Free Fault Leakages for Deep Exploitation: Algebraic Persistent Fault Analysis on Lightweight Block Ciphers

Abstract

Persistent Fault Analysis (PFA) is a new fault analysis method for block ciphers proposed in CHES 2018, which utilizes those faults that persist in encryptions. However, one fact that has not been raised enough attention is that: while the fault itself does persist in the entire encryption, the corresponding statistical analysis merely leverages fault leakages in the last one or two rounds, which ignores the valuable leakages in deeper rounds.
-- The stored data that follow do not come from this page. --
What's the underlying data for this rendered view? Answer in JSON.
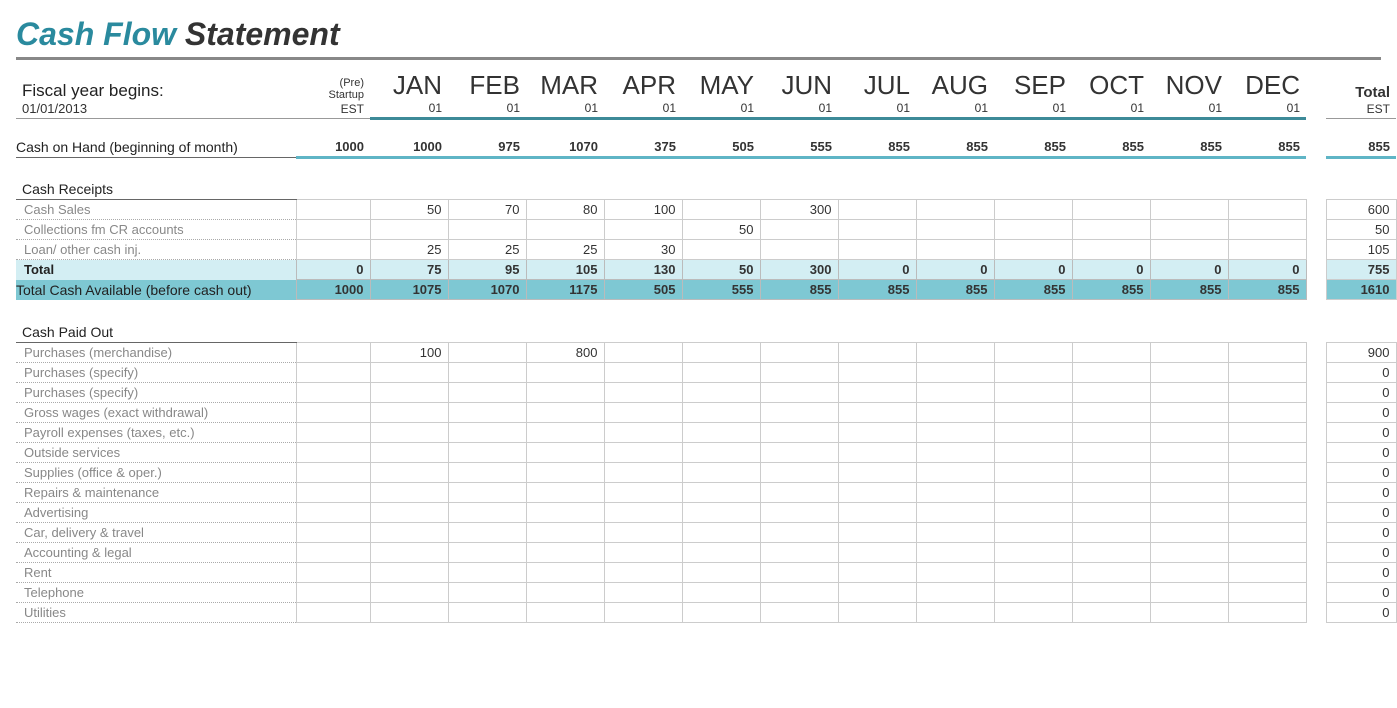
{
  "title_accent": "Cash Flow",
  "title_rest": " Statement",
  "fiscal_label": "Fiscal year begins:",
  "fiscal_date": "01/01/2013",
  "pre_header": "(Pre) Startup",
  "pre_sub": "EST",
  "months": [
    "JAN",
    "FEB",
    "MAR",
    "APR",
    "MAY",
    "JUN",
    "JUL",
    "AUG",
    "SEP",
    "OCT",
    "NOV",
    "DEC"
  ],
  "month_sub": "01",
  "total_header": "Total",
  "total_sub": "EST",
  "coh_label": "Cash on Hand (beginning of month)",
  "coh_values": [
    "1000",
    "1000",
    "975",
    "1070",
    "375",
    "505",
    "555",
    "855",
    "855",
    "855",
    "855",
    "855",
    "855"
  ],
  "coh_total": "855",
  "receipts_label": "Cash Receipts",
  "receipts_rows": [
    {
      "label": "Cash Sales",
      "v": [
        "",
        "50",
        "70",
        "80",
        "100",
        "",
        "300",
        "",
        "",
        "",
        "",
        "",
        ""
      ],
      "t": "600"
    },
    {
      "label": "Collections fm CR accounts",
      "v": [
        "",
        "",
        "",
        "",
        "",
        "50",
        "",
        "",
        "",
        "",
        "",
        "",
        ""
      ],
      "t": "50"
    },
    {
      "label": "Loan/ other cash inj.",
      "v": [
        "",
        "25",
        "25",
        "25",
        "30",
        "",
        "",
        "",
        "",
        "",
        "",
        "",
        ""
      ],
      "t": "105"
    }
  ],
  "receipts_total_label": "Total",
  "receipts_total_v": [
    "0",
    "75",
    "95",
    "105",
    "130",
    "50",
    "300",
    "0",
    "0",
    "0",
    "0",
    "0",
    "0"
  ],
  "receipts_total_t": "755",
  "tca_label": "Total Cash Available (before cash out)",
  "tca_v": [
    "1000",
    "1075",
    "1070",
    "1175",
    "505",
    "555",
    "855",
    "855",
    "855",
    "855",
    "855",
    "855",
    "855"
  ],
  "tca_t": "1610",
  "paidout_label": "Cash Paid Out",
  "paidout_rows": [
    {
      "label": "Purchases (merchandise)",
      "v": [
        "",
        "100",
        "",
        "800",
        "",
        "",
        "",
        "",
        "",
        "",
        "",
        "",
        ""
      ],
      "t": "900"
    },
    {
      "label": "Purchases (specify)",
      "v": [
        "",
        "",
        "",
        "",
        "",
        "",
        "",
        "",
        "",
        "",
        "",
        "",
        ""
      ],
      "t": "0"
    },
    {
      "label": "Purchases (specify)",
      "v": [
        "",
        "",
        "",
        "",
        "",
        "",
        "",
        "",
        "",
        "",
        "",
        "",
        ""
      ],
      "t": "0"
    },
    {
      "label": "Gross wages (exact withdrawal)",
      "v": [
        "",
        "",
        "",
        "",
        "",
        "",
        "",
        "",
        "",
        "",
        "",
        "",
        ""
      ],
      "t": "0"
    },
    {
      "label": "Payroll expenses (taxes, etc.)",
      "v": [
        "",
        "",
        "",
        "",
        "",
        "",
        "",
        "",
        "",
        "",
        "",
        "",
        ""
      ],
      "t": "0"
    },
    {
      "label": "Outside services",
      "v": [
        "",
        "",
        "",
        "",
        "",
        "",
        "",
        "",
        "",
        "",
        "",
        "",
        ""
      ],
      "t": "0"
    },
    {
      "label": "Supplies (office & oper.)",
      "v": [
        "",
        "",
        "",
        "",
        "",
        "",
        "",
        "",
        "",
        "",
        "",
        "",
        ""
      ],
      "t": "0"
    },
    {
      "label": "Repairs & maintenance",
      "v": [
        "",
        "",
        "",
        "",
        "",
        "",
        "",
        "",
        "",
        "",
        "",
        "",
        ""
      ],
      "t": "0"
    },
    {
      "label": "Advertising",
      "v": [
        "",
        "",
        "",
        "",
        "",
        "",
        "",
        "",
        "",
        "",
        "",
        "",
        ""
      ],
      "t": "0"
    },
    {
      "label": "Car, delivery & travel",
      "v": [
        "",
        "",
        "",
        "",
        "",
        "",
        "",
        "",
        "",
        "",
        "",
        "",
        ""
      ],
      "t": "0"
    },
    {
      "label": "Accounting & legal",
      "v": [
        "",
        "",
        "",
        "",
        "",
        "",
        "",
        "",
        "",
        "",
        "",
        "",
        ""
      ],
      "t": "0"
    },
    {
      "label": "Rent",
      "v": [
        "",
        "",
        "",
        "",
        "",
        "",
        "",
        "",
        "",
        "",
        "",
        "",
        ""
      ],
      "t": "0"
    },
    {
      "label": "Telephone",
      "v": [
        "",
        "",
        "",
        "",
        "",
        "",
        "",
        "",
        "",
        "",
        "",
        "",
        ""
      ],
      "t": "0"
    },
    {
      "label": "Utilities",
      "v": [
        "",
        "",
        "",
        "",
        "",
        "",
        "",
        "",
        "",
        "",
        "",
        "",
        ""
      ],
      "t": "0"
    }
  ]
}
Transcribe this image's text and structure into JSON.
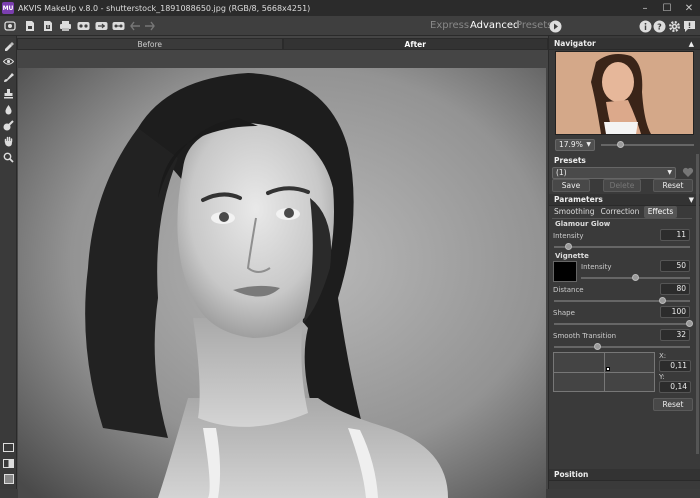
{
  "window": {
    "app_badge": "MU",
    "title": "AKVIS MakeUp v.8.0 - shutterstock_1891088650.jpg (RGB/8, 5668x4251)",
    "minimize": "–",
    "maximize": "☐",
    "close": "✕"
  },
  "toolbar": {
    "modes": [
      "Express",
      "Advanced",
      "Presets"
    ],
    "active_mode": "Advanced"
  },
  "canvas": {
    "tabs": [
      "Before",
      "After"
    ],
    "active_tab": "After"
  },
  "navigator": {
    "title": "Navigator",
    "zoom": "17.9%"
  },
  "presets": {
    "title": "Presets",
    "selected": "(1)",
    "save_label": "Save",
    "delete_label": "Delete",
    "reset_label": "Reset"
  },
  "parameters": {
    "title": "Parameters",
    "tabs": [
      "Smoothing",
      "Correction",
      "Effects"
    ],
    "active_tab": "Effects",
    "glamour_glow": {
      "title": "Glamour Glow",
      "intensity_label": "Intensity",
      "intensity": "11",
      "intensity_fraction": 0.11
    },
    "vignette": {
      "title": "Vignette",
      "color": "#000000",
      "intensity_label": "Intensity",
      "intensity": "50",
      "intensity_fraction": 0.5,
      "distance_label": "Distance",
      "distance": "80",
      "distance_fraction": 0.8,
      "shape_label": "Shape",
      "shape": "100",
      "shape_fraction": 1.0,
      "smooth_label": "Smooth Transition",
      "smooth": "32",
      "smooth_fraction": 0.32,
      "x_label": "X:",
      "x": "0,11",
      "y_label": "Y:",
      "y": "0,14",
      "reset_label": "Reset"
    }
  },
  "position": {
    "title": "Position"
  },
  "colors": {
    "accent": "#7b3fb0"
  }
}
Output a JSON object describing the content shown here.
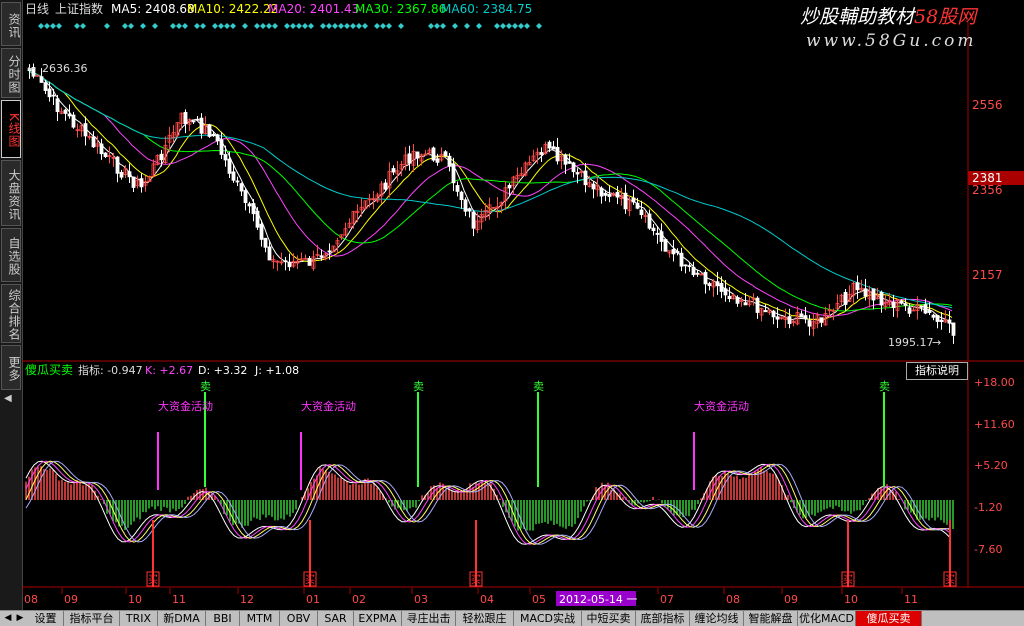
{
  "sidebar": {
    "items": [
      {
        "label": "资讯",
        "active": false
      },
      {
        "label": "分时图",
        "active": false
      },
      {
        "label": "K线图",
        "active": true
      },
      {
        "label": "大盘资讯",
        "active": false
      },
      {
        "label": "自选股",
        "active": false
      },
      {
        "label": "综合排名",
        "active": false
      },
      {
        "label": "更多",
        "active": false
      }
    ]
  },
  "header": {
    "period": "日线",
    "index_name": "上证指数",
    "ma5": "MA5: 2408.68",
    "ma10": "MA10: 2422.22",
    "ma20": "MA20: 2401.43",
    "ma30": "MA30: 2367.86",
    "ma60": "MA60: 2384.75"
  },
  "watermark": {
    "text_white": "炒股輔助教材",
    "text_red": "58股网",
    "url": "www.58Gu.com"
  },
  "price_axis": {
    "ticks": [
      "2556",
      "2356",
      "2157"
    ],
    "current_price": "2381",
    "high_label": "2636.36",
    "low_label": "1995.17"
  },
  "indicator": {
    "name": "傻瓜买卖",
    "k_label": "指标: -0.947",
    "k2_label": "K: +2.67",
    "d_label": "D: +3.32",
    "j_label": "J: +1.08",
    "help_button": "指标说明",
    "axis_ticks": [
      "+18.00",
      "+11.60",
      "+5.20",
      "-1.20",
      "-7.60"
    ],
    "sell_label": "卖",
    "buy_label": "买",
    "fund_label": "大资金活动"
  },
  "date_axis": {
    "labels": [
      "08",
      "09",
      "10",
      "11",
      "12",
      "01",
      "02",
      "03",
      "04",
      "05",
      "07",
      "08",
      "09",
      "10",
      "11"
    ],
    "cursor_date": "2012-05-14 一"
  },
  "bottom_tabs": [
    {
      "label": "设置",
      "active": false
    },
    {
      "label": "指标平台",
      "active": false
    },
    {
      "label": "TRIX",
      "active": false
    },
    {
      "label": "新DMA",
      "active": false
    },
    {
      "label": "BBI",
      "active": false
    },
    {
      "label": "MTM",
      "active": false
    },
    {
      "label": "OBV",
      "active": false
    },
    {
      "label": "SAR",
      "active": false
    },
    {
      "label": "EXPMA",
      "active": false
    },
    {
      "label": "寻庄出击",
      "active": false
    },
    {
      "label": "轻松跟庄",
      "active": false
    },
    {
      "label": "MACD实战",
      "active": false
    },
    {
      "label": "中短买卖",
      "active": false
    },
    {
      "label": "底部指标",
      "active": false
    },
    {
      "label": "缠论均线",
      "active": false
    },
    {
      "label": "智能解盘",
      "active": false
    },
    {
      "label": "优化MACD",
      "active": false
    },
    {
      "label": "傻瓜买卖",
      "active": true
    }
  ],
  "colors": {
    "up": "#ff4a4a",
    "down": "#ffffff",
    "ma5": "#ffffff",
    "ma10": "#ffff00",
    "ma20": "#ff44ff",
    "ma30": "#00ff00",
    "ma60": "#00cccc",
    "sell_line": "#33ff33",
    "fund_line": "#ff33ff",
    "buy_line": "#ff3333",
    "accent": "#cc0000"
  }
}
In this paper, we propose Algebraic Persistent Fault Analysis (APFA), which introduces algebraic analysis to facilitate PFA. APFA tries to make full usage of the free fault leakages in the deeper rounds without incurring additional fault injections. The core idea of APFA is to build similar algebraic constraints for the output of substitution layers and apply the constraints to as many rounds as possible. APFA has many advantages compared to PFA. First, APFA can bypass the manual deductions of round key dependencies along the fault propagation path and transfer the burdens to the computing power of machine solvers such as Crypto-MiniSAT. Second, thanks to the free leakages in the deeper round, APFA requires a much less number of ciphertexts than previous PFA methods, especially for those lightweight block ciphers such as PRESENT, LED, SKINNY, etc. Only 10 faulty ciphertexts are required to recover the master key of SKINNY-64-64, which is about 155 times of reduction as compared to the state-of-the-art result. Third, APFA can be applied to the block ciphers that cannot be analyzed by PFA due to the key size, such as PRESENT-128. Most importantly, APFA replaces statistical analysis with algebraic analysis, which opens a new direction for persistent-fault related researches.